Sunday, June 26, 2011

Coventry

Why this city? Well, it has had a chequered history, being the most heavily fortified city in its time, the best preserved Mediaeval City, Motor City, and now the City of Peace and Reconciliation. It is also my home city although I was born outside of the city limits at the time. Don’t think that I am biased towards it on that last count. I have always seen it as an ugly, grimy city, but it’s history and success is irrefutable. 

In early years, it was a weaving centre, and has been again in later times, it ‘housed’ Royalist soldiers captured during the English Civil War, defended against a huge attack by Royalists in 1642, became a centre for watch and clock manufacturers and subsequently sewing machines which required the type of skills watchmakers had.

It then turned to bicycles, the first bicycle as we know it being produced by the Starley family. engines, motorcycles, cars, buses, military vehicles, and aircraft. Want to see the list? You should..

http://www.micma.co.uk/themarques.php

The coachbuilders and painters hand-painted every Coventry City Council bus until the services were taken over by West Midlands Passenger Transport Executive (a merger when Coventry was taken out of Warwickshire and unceremoniously linked with Birmingham), and even after the merger were responsible for the ‘rolling’ ads where the entire surface of the bus would be used for a company ad.

They say that a picture is worth a thousand words, and this website has pictures galore..

http://www.historiccoventry.co.uk/main/main.php

By the time you have been through the two links, you will see why I have included Coventry in the ‘Best of British’

A few memories of my own..

Up to the age of five, I lived in close proximity to the Standard-Triumph motor works, and well remember the new Standard Pennants, Eights and Triumph TR’s being driven out of the gates.

After that, the family moved just outside of the city limits, and the ride to junior school was made on a Manchester style Daimler CVG6. Bus #333 (now preserved) was my favourite, and the trip each way cost 3d (that’s the old money).

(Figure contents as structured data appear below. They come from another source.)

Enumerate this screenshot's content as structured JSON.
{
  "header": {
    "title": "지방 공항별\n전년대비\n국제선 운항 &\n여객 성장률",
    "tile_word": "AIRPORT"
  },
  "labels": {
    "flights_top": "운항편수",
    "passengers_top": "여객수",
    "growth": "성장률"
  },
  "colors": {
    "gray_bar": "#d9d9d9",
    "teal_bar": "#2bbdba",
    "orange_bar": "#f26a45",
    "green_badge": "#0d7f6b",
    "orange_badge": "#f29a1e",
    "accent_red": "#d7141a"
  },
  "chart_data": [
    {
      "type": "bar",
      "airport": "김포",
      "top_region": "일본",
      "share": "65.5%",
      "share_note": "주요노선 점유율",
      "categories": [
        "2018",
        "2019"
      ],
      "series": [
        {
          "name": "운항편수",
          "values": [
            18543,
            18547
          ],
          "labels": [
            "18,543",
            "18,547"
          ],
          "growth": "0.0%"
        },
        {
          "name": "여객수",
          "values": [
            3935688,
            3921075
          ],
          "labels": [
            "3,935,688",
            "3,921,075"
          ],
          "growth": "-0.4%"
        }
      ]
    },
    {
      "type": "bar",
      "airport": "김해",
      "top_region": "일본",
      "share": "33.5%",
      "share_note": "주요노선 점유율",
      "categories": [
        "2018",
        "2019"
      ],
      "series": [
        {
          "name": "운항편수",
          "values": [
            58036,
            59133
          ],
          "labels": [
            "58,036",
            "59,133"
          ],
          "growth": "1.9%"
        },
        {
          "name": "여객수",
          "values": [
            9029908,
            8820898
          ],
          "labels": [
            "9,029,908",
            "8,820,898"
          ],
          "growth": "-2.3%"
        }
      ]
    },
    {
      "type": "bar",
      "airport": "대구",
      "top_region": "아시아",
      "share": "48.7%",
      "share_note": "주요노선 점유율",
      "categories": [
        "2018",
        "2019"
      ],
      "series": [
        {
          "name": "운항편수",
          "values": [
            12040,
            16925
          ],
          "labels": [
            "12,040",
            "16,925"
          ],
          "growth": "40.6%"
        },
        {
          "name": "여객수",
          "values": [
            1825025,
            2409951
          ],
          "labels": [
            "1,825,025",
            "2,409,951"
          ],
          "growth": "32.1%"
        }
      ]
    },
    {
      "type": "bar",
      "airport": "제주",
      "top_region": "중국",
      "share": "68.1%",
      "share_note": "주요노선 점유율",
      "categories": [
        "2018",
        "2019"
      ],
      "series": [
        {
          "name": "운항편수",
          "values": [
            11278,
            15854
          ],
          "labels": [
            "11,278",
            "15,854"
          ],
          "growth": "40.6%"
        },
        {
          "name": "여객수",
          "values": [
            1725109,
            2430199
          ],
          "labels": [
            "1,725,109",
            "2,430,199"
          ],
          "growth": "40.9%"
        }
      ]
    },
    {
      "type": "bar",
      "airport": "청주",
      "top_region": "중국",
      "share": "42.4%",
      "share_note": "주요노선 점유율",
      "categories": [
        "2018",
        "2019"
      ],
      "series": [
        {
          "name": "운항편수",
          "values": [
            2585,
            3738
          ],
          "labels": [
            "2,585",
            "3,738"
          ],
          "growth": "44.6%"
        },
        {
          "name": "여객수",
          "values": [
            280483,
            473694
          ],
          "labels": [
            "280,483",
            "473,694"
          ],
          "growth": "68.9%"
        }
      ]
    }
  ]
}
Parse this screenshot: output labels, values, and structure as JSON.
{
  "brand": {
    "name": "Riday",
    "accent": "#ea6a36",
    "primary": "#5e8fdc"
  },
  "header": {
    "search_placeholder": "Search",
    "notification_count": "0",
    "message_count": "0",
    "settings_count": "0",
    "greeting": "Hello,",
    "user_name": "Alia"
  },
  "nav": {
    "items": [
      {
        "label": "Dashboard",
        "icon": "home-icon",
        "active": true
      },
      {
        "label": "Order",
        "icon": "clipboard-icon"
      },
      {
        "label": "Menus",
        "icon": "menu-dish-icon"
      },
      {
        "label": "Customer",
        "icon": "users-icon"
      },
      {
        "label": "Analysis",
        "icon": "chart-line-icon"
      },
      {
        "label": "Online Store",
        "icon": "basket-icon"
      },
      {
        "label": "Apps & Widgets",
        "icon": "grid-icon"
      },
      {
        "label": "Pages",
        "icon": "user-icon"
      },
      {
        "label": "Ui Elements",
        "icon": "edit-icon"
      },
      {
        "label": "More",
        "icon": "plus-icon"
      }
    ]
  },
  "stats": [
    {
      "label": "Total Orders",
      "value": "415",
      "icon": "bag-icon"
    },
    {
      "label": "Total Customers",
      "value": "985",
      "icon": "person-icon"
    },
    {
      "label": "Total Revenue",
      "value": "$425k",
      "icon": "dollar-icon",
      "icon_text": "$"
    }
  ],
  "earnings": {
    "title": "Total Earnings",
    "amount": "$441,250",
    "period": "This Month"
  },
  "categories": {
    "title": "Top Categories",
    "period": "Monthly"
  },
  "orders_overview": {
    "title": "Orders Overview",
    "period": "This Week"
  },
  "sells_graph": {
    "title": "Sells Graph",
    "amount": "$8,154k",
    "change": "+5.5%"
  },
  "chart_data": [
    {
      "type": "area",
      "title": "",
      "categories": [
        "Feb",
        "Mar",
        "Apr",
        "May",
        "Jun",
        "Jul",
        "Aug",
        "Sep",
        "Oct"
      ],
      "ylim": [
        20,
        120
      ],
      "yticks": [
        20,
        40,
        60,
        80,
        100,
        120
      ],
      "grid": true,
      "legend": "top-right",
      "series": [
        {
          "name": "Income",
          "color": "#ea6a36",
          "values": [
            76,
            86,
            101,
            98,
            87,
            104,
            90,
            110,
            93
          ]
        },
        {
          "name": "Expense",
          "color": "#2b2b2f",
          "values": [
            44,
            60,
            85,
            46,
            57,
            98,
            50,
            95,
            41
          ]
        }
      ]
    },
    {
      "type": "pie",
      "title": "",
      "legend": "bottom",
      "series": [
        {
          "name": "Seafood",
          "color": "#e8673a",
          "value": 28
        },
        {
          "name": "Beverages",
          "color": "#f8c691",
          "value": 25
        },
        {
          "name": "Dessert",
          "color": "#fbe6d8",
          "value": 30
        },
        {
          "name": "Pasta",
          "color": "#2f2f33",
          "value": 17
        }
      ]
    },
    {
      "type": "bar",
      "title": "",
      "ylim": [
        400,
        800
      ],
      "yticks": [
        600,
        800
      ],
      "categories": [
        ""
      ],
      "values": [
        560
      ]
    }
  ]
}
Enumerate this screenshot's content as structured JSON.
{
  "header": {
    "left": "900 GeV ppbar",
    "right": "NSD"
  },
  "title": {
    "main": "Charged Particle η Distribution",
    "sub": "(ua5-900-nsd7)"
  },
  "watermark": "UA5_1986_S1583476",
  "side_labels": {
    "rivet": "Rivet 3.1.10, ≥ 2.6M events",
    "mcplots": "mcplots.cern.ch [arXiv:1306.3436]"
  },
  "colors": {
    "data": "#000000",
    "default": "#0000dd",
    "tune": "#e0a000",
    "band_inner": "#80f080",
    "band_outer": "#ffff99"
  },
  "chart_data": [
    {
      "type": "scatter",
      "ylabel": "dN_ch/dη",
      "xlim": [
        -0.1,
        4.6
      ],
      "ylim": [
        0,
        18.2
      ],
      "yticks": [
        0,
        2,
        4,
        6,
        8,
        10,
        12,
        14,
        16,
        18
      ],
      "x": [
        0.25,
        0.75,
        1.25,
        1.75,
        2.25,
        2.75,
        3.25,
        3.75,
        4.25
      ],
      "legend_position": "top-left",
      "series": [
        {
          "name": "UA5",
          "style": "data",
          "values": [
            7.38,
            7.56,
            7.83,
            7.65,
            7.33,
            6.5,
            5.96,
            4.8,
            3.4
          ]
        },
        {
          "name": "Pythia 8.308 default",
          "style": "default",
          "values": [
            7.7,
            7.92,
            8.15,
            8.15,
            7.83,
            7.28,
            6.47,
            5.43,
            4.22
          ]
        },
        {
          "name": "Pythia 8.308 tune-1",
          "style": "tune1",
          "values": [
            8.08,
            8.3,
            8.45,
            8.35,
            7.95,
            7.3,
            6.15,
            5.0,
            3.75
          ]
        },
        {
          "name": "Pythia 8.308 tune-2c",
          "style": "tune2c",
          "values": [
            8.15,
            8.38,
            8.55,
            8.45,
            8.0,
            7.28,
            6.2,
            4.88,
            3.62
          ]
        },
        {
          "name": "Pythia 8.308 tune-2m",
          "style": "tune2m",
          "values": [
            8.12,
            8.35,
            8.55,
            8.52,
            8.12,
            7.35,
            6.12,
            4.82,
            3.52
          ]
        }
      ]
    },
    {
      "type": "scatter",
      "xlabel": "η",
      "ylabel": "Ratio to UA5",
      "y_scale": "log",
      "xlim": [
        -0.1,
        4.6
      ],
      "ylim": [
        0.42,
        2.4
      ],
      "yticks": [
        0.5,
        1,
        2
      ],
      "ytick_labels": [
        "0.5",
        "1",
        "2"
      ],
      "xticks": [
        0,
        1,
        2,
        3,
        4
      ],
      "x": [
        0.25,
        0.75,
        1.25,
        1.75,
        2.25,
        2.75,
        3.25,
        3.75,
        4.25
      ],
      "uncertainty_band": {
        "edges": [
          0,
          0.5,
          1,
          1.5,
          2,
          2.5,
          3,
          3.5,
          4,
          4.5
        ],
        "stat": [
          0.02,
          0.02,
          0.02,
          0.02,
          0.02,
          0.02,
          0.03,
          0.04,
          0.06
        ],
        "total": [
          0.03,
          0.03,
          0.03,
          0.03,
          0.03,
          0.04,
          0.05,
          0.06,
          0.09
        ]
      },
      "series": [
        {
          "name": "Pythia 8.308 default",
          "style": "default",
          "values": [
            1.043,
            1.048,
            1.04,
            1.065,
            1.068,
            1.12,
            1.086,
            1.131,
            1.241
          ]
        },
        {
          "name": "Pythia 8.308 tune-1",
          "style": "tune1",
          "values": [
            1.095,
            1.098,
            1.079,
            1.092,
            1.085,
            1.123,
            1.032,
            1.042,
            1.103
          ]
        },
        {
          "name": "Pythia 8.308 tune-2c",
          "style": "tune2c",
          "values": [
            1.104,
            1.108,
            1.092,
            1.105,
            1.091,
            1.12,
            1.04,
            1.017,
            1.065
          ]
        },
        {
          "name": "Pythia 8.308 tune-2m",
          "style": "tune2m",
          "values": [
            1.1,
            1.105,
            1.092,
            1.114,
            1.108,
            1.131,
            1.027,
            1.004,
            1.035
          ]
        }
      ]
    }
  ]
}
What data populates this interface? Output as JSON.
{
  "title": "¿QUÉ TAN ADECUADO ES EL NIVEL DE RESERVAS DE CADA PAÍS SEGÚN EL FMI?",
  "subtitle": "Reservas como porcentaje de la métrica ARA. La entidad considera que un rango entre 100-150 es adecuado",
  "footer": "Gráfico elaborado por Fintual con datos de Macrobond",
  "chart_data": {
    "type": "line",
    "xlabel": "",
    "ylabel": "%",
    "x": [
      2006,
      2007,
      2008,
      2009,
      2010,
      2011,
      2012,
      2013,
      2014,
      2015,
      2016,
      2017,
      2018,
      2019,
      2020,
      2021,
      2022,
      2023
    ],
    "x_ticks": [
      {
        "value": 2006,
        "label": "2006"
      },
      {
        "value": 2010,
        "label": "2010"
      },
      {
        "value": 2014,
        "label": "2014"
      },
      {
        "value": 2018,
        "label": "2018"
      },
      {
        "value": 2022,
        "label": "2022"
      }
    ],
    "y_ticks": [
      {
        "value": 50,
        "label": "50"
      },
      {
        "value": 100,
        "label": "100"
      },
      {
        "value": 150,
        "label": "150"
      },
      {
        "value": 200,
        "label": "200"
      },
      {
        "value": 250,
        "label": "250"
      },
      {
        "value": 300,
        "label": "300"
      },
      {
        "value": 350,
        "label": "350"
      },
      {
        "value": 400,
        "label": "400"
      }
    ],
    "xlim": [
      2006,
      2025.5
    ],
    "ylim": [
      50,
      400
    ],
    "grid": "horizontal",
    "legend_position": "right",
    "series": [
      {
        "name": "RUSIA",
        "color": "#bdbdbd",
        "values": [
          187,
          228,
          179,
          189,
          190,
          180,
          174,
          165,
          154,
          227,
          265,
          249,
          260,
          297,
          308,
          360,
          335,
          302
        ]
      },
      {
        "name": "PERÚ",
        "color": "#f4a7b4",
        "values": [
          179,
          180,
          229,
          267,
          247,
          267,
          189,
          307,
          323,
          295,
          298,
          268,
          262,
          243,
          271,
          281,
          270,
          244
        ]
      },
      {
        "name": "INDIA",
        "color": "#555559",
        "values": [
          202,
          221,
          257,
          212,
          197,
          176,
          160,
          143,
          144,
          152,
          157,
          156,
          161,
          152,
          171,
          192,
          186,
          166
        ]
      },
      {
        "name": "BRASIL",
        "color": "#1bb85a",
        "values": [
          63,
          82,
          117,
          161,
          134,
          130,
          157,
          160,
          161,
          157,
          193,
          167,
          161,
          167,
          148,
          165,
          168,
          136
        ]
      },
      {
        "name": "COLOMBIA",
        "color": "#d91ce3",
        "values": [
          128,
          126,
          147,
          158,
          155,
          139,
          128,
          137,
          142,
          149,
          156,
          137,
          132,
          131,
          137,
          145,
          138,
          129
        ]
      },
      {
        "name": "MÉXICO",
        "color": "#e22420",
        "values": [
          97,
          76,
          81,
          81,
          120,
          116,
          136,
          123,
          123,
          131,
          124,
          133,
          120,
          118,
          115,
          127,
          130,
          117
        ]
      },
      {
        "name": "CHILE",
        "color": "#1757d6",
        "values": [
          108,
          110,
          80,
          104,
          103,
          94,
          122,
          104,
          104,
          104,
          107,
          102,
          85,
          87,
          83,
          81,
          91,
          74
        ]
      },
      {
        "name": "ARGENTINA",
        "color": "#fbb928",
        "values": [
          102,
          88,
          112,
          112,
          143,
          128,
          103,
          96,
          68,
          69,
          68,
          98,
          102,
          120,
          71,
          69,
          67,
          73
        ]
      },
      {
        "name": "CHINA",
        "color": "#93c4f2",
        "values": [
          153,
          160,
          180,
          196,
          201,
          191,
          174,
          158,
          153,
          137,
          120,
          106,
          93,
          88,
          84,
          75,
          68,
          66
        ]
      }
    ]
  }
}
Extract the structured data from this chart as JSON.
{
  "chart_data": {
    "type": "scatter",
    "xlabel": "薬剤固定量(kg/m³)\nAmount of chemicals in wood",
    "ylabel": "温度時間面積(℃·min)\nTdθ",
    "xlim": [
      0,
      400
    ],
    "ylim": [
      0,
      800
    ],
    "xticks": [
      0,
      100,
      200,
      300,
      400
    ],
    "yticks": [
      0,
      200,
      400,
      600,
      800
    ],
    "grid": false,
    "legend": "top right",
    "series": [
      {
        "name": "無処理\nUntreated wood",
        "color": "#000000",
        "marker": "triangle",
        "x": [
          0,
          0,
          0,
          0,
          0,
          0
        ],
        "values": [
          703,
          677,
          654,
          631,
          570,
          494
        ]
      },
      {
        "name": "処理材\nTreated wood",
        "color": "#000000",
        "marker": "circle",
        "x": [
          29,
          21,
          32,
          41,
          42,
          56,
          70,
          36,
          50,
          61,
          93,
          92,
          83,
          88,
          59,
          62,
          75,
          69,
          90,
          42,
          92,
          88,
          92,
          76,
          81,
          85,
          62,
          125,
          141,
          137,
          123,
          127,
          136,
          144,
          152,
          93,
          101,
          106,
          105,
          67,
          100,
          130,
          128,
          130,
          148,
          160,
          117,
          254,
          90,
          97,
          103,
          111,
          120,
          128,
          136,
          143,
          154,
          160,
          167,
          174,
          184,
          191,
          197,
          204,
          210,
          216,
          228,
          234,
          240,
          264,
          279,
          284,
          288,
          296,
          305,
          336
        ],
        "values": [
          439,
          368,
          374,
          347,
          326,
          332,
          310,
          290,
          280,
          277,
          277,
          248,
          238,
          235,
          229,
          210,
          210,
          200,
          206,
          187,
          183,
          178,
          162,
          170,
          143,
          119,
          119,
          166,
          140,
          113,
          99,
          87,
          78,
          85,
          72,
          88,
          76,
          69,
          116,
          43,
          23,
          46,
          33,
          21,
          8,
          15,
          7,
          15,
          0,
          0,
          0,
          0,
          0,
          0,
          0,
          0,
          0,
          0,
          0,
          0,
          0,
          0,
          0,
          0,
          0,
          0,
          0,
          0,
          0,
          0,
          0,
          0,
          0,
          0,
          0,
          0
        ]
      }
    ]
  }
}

Around the age of ten, I used to go into town on Saturdays, meet up with friends to see the Saturday morning picture shows at the Empire Cinema or sit in the Wimpy Bar on Cross Cheaping or maybe the Mushroom Cafe in Lower Precinct, or maybe take a bus out to Forum Bowl on the Walsgrave Road.

By 1970, I had left school and was a member of the motorcycle fraternity. Coventry Ring Road was being constructed, and we were all itching to try it out. Not a road for the faint of heart, the Ring Road intersections were something of a lottery, but exciting for a teenager of course.

A quick tour.. 

The traffic lights were not at the intersections of Foleshill Road and Gulson Road originally. You just had to take your chances..

I lost touch with Coventry after 1989. The centre was changing, and I didn’t feel as if it was my city any longer. Twenty two years on and I have a hankering to go back and see what they have done. Funny how you don’t miss anything until it’s gone.